The correlation of JPMorgan Ultra is a statistical measure of how it moves in relation to other instruments. This measure is expressed in what is known as the correlation coefficient, which ranges between -1 and +1. A perfect positive correlation (i.e., a correlation coefficient of +1) implies that as JPMorgan Ultra moves, either up or down, the other security will move in the same direction. Alternatively, perfect negative correlation means that if JPMorgan Ultra Short moves in either direction, the perfectly negatively correlated security will move in the opposite direction. If the correlation is 0, the equities are not correlated; they are entirely random. A correlation greater than 0.8 is generally described as strong, whereas a correlation less than 0.5 is generally considered weak.
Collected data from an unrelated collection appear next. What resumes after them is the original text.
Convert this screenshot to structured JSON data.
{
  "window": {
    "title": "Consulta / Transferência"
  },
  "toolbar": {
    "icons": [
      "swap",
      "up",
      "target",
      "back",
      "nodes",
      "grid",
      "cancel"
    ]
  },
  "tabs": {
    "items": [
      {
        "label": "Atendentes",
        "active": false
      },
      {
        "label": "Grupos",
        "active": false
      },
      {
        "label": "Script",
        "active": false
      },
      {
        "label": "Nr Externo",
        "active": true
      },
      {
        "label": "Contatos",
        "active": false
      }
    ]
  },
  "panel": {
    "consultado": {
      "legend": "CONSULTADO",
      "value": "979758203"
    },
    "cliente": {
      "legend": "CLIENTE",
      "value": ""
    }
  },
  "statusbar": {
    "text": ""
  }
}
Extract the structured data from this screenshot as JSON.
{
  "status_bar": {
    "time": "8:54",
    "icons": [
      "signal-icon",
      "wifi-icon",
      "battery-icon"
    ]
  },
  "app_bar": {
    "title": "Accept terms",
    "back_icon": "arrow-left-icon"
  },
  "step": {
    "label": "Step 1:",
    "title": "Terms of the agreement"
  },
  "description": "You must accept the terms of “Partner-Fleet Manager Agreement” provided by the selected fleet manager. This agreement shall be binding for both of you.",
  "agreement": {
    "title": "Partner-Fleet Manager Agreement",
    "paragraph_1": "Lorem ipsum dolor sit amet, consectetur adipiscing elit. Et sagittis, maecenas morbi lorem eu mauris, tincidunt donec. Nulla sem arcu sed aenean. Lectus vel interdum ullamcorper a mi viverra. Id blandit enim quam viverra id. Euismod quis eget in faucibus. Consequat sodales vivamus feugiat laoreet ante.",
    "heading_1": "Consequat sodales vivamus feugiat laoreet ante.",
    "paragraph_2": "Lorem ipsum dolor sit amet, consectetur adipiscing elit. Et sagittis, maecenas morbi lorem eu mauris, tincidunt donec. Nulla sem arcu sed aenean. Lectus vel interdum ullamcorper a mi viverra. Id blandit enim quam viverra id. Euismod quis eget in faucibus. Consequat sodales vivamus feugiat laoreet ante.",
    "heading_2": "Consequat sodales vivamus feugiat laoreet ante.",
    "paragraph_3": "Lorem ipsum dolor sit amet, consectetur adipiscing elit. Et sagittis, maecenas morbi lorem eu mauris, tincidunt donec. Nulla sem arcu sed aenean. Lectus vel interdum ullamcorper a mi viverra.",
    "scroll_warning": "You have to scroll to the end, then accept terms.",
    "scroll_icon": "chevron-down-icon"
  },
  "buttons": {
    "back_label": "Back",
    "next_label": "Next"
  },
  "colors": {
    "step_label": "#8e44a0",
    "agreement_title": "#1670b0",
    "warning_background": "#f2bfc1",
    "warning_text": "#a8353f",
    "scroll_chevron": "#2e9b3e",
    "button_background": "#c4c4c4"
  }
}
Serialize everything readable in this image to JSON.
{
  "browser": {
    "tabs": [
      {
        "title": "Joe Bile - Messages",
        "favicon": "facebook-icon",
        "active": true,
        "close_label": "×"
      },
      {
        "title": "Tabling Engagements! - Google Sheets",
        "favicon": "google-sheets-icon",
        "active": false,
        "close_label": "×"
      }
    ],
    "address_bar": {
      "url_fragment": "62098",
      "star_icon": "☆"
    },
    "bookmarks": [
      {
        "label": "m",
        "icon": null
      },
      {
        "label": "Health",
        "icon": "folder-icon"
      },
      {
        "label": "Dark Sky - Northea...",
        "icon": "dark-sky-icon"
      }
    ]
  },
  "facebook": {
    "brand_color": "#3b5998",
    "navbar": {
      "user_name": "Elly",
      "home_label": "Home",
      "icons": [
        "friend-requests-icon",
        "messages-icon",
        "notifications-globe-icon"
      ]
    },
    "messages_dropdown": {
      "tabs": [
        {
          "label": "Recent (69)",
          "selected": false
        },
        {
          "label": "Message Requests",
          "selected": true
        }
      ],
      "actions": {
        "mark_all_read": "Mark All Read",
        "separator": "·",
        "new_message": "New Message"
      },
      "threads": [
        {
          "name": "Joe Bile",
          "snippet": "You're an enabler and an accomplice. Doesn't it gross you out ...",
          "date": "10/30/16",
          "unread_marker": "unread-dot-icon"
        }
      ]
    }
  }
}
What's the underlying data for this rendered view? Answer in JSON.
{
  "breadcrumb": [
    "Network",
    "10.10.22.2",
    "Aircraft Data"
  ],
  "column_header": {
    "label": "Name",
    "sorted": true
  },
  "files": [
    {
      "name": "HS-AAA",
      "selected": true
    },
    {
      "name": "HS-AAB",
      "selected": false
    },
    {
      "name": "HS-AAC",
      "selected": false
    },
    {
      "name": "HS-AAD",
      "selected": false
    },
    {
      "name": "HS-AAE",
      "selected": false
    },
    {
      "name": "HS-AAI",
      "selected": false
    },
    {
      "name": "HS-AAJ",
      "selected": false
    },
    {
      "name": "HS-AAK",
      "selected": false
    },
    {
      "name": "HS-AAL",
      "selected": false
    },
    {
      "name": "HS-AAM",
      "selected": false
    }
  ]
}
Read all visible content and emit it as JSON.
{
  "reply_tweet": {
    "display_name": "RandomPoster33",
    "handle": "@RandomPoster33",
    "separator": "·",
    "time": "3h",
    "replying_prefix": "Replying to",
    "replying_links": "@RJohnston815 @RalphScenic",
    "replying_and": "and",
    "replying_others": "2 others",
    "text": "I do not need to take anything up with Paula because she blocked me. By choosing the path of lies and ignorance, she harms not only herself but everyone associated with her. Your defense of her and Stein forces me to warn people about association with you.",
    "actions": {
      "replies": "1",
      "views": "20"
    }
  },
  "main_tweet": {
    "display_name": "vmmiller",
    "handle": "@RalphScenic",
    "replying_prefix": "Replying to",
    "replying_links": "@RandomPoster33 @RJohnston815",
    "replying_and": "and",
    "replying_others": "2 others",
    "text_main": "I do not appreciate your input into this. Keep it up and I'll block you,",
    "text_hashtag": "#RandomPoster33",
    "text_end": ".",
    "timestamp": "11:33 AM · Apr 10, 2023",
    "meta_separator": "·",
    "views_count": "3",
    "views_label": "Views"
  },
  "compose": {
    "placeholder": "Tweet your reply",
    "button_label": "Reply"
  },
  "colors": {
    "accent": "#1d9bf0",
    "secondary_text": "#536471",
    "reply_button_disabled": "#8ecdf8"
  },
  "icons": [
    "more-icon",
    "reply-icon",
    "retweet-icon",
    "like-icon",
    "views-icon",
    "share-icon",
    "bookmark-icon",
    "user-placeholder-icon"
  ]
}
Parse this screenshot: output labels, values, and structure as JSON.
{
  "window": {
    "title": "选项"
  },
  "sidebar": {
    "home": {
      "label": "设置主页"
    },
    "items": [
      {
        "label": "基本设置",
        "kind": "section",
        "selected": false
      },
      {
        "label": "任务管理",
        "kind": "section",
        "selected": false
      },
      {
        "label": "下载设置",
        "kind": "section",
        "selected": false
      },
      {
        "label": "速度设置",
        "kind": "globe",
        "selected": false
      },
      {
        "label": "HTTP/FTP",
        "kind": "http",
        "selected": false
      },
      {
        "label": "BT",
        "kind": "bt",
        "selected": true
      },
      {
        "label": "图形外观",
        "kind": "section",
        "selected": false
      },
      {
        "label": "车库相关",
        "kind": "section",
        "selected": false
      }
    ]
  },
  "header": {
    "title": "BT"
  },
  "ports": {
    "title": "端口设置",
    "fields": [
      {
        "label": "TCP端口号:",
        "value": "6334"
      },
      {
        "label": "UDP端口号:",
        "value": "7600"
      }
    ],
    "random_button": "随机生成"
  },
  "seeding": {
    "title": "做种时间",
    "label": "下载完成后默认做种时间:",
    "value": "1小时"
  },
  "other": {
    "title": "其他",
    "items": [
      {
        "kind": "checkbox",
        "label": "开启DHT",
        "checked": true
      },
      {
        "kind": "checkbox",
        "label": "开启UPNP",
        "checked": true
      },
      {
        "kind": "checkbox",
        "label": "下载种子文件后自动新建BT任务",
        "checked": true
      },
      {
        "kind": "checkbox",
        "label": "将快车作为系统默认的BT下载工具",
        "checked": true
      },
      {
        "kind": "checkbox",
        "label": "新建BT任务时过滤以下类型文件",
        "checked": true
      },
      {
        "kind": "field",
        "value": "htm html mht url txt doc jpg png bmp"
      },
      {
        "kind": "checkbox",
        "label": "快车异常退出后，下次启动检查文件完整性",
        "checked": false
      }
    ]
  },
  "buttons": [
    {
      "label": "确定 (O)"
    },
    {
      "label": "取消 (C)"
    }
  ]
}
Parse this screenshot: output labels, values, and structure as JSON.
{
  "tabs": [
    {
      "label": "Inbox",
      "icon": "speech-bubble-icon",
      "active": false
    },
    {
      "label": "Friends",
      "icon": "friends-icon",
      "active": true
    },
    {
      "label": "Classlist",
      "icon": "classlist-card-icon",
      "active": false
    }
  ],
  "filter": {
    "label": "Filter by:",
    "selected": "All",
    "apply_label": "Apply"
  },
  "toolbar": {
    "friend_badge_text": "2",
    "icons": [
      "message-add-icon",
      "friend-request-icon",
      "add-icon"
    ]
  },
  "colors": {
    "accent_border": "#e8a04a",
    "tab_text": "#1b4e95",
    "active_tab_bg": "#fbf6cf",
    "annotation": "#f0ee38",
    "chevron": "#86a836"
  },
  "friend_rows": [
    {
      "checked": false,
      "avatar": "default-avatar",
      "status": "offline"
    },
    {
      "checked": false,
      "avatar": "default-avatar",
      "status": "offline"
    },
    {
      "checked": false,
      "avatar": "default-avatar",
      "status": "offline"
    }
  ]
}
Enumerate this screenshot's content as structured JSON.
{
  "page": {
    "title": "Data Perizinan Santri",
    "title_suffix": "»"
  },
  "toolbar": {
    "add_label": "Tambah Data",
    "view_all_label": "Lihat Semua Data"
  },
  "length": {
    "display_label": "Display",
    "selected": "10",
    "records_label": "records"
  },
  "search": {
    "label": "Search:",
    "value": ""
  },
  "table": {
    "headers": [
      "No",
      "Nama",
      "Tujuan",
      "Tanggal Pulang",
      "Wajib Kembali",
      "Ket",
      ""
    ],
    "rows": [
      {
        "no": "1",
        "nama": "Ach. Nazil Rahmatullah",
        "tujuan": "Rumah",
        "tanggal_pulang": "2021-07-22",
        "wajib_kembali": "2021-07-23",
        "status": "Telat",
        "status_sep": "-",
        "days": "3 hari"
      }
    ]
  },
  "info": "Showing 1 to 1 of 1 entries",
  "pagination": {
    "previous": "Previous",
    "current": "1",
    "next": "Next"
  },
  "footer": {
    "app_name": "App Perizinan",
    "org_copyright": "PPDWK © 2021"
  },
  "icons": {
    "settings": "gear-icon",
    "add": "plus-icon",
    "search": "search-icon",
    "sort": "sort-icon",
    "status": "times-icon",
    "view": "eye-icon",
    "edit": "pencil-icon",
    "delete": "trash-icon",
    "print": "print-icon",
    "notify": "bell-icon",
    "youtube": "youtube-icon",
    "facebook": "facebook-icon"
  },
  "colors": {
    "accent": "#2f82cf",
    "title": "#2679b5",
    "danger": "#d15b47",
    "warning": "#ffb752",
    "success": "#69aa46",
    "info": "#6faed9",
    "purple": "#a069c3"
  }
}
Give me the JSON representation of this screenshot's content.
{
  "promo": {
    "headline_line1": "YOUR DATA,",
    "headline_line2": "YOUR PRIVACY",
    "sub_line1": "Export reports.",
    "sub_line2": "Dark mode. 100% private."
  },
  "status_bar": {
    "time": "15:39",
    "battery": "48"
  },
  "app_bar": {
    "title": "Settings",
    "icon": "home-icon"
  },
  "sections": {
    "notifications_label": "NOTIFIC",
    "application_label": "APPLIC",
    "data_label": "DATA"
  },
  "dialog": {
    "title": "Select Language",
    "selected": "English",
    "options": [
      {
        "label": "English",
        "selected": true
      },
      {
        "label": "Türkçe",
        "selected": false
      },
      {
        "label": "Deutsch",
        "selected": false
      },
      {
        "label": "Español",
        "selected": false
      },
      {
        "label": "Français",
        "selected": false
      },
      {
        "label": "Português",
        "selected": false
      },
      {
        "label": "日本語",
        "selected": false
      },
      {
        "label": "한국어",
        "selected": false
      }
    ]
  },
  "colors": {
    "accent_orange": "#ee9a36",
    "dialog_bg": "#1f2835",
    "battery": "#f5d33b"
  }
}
Correlation analysis and pair trading evaluation for JPMorgan Ultra can also be used as hedging techniques within a particular sector or industry or even over random equities to generate a better risk-adjusted return on your portfolios.Check out JPMorgan Ultra Correlation, JPMorgan Ultra Volatility and JPMorgan Ultra Alpha and Beta module to complement your research on JPMorgan Ultra. You can also try the My Watchlist Analysis module to analyze my current watchlist and to refresh optimization strategy. Macroaxis watchlist is based on self-learning algorithm to remember stocks you like.
JPMorgan Ultra technical etf analysis exercises models and trading practices based on price and volume transformations, such as the moving averages, relative strength index, regressions, price and return correlations, business cycles, etf market cycles, or different charting patterns.